Site icon Archdiocese of Wellington

Our Sacred Places

Cardinal John Dew Archbishop of Wellington Apostolic Administrator of Palmerston North Diocese

WelCom September 2020

+ John A Cardinal Dew 
Archbishop of Wellington Archdiocese
Apostolic Administrator of Palmerston North Diocese

“In our sacred places we can go deep into our hearts and souls – we can experience God’s presence anywhere and everywhere.”

In 1998, I was invited to be a chaplain to a tour group travelling to the Holy Land and Rome. It was a wonderful pilgrimage and the times to pray and reflect in sacred sites were deeply appreciated. We visited historic sites and learned so much about the places where Jesus prayed, walked and performed miracles. Some of the people from that trip have kept in touch with me and always mention some of their memories of the pilgrimage and the wonderful privileges we enjoyed. 

Prior to leaving New Zealand, I prepared various prayers and reflections to be used on the visit to the Biblical sites we have heard of all our lives. I also bought a preparative book about some of the places we would be going to: Cathedrals of the Spirit: The Message of Sacred Spaces, by TC McLuhan. It is a wonderful book, which I dip into every now and then.

Ars Sacra: Christian Art and Architecture of the Western World from the Very Beginning Up Until Today, by Rolf Toman, Achim Bednorz, surveys over 1700 years of Christian Art and culture presented in chronological order, and highlights the unique features of each historical era.

I have another book in my office called Ars Sacra (Sacred Art), a huge book with Church architecture the focal point. It is in the monumental buildings of Christianity that Christian Art began to grow. The book tells the story of Christian Art and Architecture of the Western World ‘from the very beginning up until today’. It includes indescribably beautiful illustrations of magnificent Cathedrals from all over the world with lots of fascinating information about them.

Preparing for the site blessing to begin the strengthening and restoration work of our own Cathedral of the Sacred Heart last month, 7 August and the blessing of those who will work on it, I referred to these two wonderful books. I used the following words in my homily: 

The book Cathedrals of the Spirit begins by saying: ‘This book is about sacred places. It is about landscapes of the holy as centres of inspiration where human consciousness is temporarily set free.’ The book goes on to speak of our human experience of sacredness, or of any sacred place, and talks about how any of these holy places – natural or built of stone and timber, steel and glass; our experience of any of these places is a re-entry into a state of holiness – an introduction to our true origins. The goal of the book, it says, ‘is to reintroduce you to yourselves’.

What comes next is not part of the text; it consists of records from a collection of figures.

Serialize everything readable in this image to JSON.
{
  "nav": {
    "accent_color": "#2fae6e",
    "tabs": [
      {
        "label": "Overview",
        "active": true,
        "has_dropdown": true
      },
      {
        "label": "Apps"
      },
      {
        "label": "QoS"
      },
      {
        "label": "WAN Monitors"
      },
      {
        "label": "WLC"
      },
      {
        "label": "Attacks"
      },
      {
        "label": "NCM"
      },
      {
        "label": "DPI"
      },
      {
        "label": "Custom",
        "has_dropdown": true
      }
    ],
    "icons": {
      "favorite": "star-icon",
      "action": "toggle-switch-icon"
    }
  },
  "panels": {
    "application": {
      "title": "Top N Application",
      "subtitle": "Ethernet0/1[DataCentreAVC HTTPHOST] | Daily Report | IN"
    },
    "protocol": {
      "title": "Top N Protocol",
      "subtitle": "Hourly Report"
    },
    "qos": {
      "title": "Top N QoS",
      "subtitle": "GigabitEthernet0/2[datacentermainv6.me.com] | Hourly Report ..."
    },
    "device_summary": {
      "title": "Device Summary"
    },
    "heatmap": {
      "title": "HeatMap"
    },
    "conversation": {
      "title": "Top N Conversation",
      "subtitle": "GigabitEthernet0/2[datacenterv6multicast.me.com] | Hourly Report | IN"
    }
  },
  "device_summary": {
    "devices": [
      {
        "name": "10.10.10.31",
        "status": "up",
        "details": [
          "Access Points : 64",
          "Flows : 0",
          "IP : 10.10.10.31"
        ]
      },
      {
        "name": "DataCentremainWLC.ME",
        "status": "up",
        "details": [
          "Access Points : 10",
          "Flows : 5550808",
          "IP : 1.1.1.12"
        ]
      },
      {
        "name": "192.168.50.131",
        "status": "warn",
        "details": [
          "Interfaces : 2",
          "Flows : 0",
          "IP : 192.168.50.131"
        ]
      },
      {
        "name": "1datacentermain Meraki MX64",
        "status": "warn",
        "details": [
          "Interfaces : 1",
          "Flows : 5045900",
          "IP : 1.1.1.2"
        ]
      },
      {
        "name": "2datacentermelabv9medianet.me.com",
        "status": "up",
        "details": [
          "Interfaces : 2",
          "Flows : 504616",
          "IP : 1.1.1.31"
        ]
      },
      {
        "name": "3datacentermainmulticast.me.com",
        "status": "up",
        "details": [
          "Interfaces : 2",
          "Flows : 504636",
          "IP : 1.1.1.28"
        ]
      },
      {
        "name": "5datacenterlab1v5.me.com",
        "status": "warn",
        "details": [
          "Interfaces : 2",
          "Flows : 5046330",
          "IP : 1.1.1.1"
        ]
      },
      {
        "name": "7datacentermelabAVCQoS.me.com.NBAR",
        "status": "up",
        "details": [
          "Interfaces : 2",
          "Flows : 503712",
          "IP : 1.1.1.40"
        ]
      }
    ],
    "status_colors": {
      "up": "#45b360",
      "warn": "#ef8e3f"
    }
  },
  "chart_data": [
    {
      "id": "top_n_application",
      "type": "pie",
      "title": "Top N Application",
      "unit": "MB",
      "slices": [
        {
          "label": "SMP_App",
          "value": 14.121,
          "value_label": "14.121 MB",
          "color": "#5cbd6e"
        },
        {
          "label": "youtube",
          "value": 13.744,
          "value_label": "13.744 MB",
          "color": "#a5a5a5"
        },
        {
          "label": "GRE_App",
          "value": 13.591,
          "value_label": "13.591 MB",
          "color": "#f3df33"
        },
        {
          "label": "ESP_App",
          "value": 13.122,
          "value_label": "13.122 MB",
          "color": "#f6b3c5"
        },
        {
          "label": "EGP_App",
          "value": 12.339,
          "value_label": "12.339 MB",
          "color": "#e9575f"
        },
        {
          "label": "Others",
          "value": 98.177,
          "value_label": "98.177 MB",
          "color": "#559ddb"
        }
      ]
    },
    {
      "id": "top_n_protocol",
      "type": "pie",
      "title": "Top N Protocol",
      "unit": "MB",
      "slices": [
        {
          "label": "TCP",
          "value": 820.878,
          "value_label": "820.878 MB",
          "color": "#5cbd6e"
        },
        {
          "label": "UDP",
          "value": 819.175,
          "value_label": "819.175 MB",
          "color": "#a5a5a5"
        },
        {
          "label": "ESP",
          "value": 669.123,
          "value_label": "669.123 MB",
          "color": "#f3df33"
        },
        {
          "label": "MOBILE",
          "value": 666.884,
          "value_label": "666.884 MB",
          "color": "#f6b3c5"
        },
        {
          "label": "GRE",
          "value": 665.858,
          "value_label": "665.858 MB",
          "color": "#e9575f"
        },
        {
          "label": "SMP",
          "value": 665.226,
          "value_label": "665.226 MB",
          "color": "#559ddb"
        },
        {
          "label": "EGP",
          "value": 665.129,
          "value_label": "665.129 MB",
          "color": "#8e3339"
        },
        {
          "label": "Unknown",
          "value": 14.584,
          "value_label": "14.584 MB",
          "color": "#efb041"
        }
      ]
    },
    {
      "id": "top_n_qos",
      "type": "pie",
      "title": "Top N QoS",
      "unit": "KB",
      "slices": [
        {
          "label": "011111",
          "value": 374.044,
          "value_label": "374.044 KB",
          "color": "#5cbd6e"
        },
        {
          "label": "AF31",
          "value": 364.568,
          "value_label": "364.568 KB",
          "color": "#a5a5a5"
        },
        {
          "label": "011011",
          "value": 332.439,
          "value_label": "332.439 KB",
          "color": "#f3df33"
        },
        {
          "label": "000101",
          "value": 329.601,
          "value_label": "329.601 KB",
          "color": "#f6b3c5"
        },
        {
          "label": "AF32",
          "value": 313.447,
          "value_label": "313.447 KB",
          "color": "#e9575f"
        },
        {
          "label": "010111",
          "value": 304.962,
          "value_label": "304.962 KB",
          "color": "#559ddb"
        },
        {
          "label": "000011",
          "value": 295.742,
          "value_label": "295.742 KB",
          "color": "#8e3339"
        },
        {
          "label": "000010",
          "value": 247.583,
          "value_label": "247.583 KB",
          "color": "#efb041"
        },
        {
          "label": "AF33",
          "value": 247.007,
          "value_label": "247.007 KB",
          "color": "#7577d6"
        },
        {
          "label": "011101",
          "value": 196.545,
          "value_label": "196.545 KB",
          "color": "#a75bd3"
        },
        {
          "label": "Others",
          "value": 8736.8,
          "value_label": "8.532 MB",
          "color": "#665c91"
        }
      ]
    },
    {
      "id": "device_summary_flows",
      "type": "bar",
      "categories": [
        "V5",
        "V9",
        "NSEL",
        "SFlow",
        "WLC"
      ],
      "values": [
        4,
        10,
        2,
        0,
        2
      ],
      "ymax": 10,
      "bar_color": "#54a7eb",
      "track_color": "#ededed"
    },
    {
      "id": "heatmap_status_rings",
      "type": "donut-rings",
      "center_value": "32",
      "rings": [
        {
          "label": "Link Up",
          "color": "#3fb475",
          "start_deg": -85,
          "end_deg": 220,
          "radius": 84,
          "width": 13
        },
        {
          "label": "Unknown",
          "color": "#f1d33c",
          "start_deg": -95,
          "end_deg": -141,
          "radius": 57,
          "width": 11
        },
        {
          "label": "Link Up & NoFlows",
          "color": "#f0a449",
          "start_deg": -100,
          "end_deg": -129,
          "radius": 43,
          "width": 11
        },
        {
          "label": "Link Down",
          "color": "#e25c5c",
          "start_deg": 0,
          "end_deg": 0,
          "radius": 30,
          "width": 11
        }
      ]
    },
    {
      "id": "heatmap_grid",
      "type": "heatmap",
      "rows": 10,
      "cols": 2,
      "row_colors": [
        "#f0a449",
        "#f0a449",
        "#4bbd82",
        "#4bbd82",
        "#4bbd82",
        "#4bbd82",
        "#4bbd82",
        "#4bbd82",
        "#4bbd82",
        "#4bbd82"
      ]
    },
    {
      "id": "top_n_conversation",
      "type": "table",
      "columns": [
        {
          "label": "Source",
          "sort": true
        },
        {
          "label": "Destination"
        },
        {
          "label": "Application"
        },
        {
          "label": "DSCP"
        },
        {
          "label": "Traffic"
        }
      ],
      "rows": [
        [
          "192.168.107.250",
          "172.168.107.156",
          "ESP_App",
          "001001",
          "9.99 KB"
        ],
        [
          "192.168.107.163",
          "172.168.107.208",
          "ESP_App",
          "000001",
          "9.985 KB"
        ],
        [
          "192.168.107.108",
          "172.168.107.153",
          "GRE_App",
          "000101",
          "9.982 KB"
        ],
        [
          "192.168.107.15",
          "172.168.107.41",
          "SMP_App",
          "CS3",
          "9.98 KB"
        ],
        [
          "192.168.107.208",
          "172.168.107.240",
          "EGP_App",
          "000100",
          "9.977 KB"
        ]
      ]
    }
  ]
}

We are all very aware, I am sure, that sacred places all over the world are revered, whether they are natural places such as rivers and mountains, oceans and beaches, a tree, a forest; but we also know there are places of great sanctity crafted by human hands, the great Cathedrals of Reims, Chartres, Canterbury, the huge Basilicas of Rome – endless places that take our breath away and we wonder how they could ever have possibly been built. This Cathedral of ours is tiny in comparison, but it is ours and it is beautiful. This Cathedral of ours does the same thing that my book, Cathedrals of the Spirit, speaks about – like any sacred place it re-introduces us to ourselves. This happens because it is in our experience of God that we meet ourselves, our true selves. 

“…it is in our experience of God that we meet ourselves, our true selves.”

Here, in this Cathedral of the Sacred Heart of Jesus and St Mary His Mother, God speaks to us, God nourishes us, God feeds us, God challenges us and inspires us, whether we come here for a quiet moment of prayer, or whether it is a large congregation praying together, or a very small congregation during the week, we are touched by the grace of God and sent out on our mission to take Christ into the world around us. 

The Trappist monk, Thomas Merton, once wrote: ‘Our real journey in life is interior; it is a matter of growth, deepening, and of an ever-greater surrender to the creative action of love and grace in our hearts. Never was it more necessary for us to respond to that action.’

We can make that interior journey anywhere – in one for the great natural cathedrals of the world, or one worked on and crafted for hundreds of years. In OUR Cathedral and in many other sacred places we can go deep into our hearts and souls – we can experience God’s presence anywhere and everywhere. 

We want to give you and generations of people to come the opportunity to make that inner journey here in OUR Cathedral – it is ours and it is beautiful. Our Cathedral is also an ‘Ars Sacra’ it is ‘Sacred Art’, and it could well be included in my other big book called Ars Sacra. Because it is that, it is one of the places where we come to know, as St Paul said in that reading: ‘you are God’s temple and God’s spirit dwells in you…God’s temple is holy and you are that temple.’